Where an employee performs tipped and non-tipped duties, the employer may take a tip credit for non-tipped duties performed, so long as (1) the duties are related to the employee’s tipped occupation (i.e., a waiter cleans the table after a customer leaves); and (2) the related duties must be performed either contemporaneously with the tip-producing activities or within “a reasonable time immediately before or after” the tipped activities.

  • This provision eliminates the widely used, but never formally codified “80/20” approach, which provided a heavily litigated demarcation line for employers to follow.
  • The final rule does not define “a reasonable time immediately before or after.”

Employers will be required to (1) identify on their payroll or other records each employee who receives tips; and (2) keep records of the weekly/monthly amount of tips received by each employee.

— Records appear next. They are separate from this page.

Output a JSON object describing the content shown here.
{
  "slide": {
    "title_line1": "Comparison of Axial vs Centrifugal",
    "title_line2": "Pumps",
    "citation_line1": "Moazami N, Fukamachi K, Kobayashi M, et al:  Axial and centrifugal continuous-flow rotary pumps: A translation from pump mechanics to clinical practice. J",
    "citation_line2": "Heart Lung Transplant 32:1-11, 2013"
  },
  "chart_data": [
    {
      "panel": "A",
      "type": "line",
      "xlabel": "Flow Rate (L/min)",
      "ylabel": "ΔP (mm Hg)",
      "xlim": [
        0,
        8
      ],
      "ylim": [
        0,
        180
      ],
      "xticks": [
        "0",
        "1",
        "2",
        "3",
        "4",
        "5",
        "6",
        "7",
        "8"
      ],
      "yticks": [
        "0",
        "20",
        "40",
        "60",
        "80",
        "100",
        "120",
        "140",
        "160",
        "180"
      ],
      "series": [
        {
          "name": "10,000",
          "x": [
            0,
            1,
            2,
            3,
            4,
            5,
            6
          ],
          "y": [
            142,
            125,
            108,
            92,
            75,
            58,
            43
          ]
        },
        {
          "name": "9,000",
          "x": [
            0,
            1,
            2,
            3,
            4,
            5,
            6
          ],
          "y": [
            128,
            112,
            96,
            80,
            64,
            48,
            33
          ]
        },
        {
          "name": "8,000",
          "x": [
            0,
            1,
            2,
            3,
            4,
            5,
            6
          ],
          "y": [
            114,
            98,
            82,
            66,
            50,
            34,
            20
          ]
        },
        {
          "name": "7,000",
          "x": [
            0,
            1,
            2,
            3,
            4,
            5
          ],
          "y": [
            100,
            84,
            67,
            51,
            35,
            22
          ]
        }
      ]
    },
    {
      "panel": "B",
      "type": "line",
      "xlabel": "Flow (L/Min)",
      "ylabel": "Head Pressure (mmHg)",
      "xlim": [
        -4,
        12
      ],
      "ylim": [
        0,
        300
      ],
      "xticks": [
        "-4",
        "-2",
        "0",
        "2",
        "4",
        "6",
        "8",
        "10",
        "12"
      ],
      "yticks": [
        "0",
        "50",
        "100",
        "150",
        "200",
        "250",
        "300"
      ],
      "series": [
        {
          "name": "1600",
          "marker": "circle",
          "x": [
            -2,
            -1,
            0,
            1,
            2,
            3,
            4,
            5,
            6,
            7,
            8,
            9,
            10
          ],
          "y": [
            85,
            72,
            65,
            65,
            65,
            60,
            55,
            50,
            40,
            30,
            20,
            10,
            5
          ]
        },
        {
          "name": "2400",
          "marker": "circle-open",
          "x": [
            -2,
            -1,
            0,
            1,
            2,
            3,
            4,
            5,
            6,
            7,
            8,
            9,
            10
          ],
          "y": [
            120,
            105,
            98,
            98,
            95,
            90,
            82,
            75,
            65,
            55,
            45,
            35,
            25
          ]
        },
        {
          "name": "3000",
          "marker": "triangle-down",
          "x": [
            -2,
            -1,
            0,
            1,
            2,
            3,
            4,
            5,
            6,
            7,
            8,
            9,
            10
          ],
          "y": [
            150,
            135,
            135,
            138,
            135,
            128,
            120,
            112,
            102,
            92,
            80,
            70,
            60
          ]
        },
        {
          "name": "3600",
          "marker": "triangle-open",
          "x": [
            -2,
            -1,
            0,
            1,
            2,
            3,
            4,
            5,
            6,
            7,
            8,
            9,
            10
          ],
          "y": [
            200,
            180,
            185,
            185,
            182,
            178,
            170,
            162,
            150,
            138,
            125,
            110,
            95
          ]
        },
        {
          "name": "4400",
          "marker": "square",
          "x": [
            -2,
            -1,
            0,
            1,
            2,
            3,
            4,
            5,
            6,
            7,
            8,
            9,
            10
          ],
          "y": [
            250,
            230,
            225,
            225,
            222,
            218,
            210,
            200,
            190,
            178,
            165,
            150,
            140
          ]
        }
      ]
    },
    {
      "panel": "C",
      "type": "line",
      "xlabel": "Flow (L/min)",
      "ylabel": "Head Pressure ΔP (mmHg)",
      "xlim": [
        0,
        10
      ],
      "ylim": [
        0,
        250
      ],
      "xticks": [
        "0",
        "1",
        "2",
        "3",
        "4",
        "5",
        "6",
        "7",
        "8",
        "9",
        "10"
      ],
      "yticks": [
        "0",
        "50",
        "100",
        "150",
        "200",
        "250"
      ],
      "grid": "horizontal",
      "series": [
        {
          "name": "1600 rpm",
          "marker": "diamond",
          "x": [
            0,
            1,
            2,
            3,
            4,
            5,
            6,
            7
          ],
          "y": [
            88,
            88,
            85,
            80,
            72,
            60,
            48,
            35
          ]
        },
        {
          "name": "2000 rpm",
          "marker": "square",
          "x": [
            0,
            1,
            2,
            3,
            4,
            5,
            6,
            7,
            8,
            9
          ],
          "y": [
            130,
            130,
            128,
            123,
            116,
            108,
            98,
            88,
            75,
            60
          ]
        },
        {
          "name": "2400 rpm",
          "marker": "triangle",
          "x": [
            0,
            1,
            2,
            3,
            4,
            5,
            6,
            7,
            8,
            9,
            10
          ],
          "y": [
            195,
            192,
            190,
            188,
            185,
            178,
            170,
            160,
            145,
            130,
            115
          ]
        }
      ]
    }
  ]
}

In terms of how it could benefit restaurants, as labor and employment law firm FordHarrison wrote, operators who do not take a tip credit may be able to make back-of-the-house positions more attractive by allowing those employees to receive additional income through tips. “Although employers should consider the laws of the states in which they do business and whether they have adopted any rules similar to or more stringent than the proposed federal 80/20 and tip pooling rule,” the firm said.

It is also worth keeping in mind the Biden administration could look to roll back implementation of the new rules and produce its own amendments.

“For now, employers should keep things business-as-usual and watch for any updates in the upcoming months,” FordHarrison added.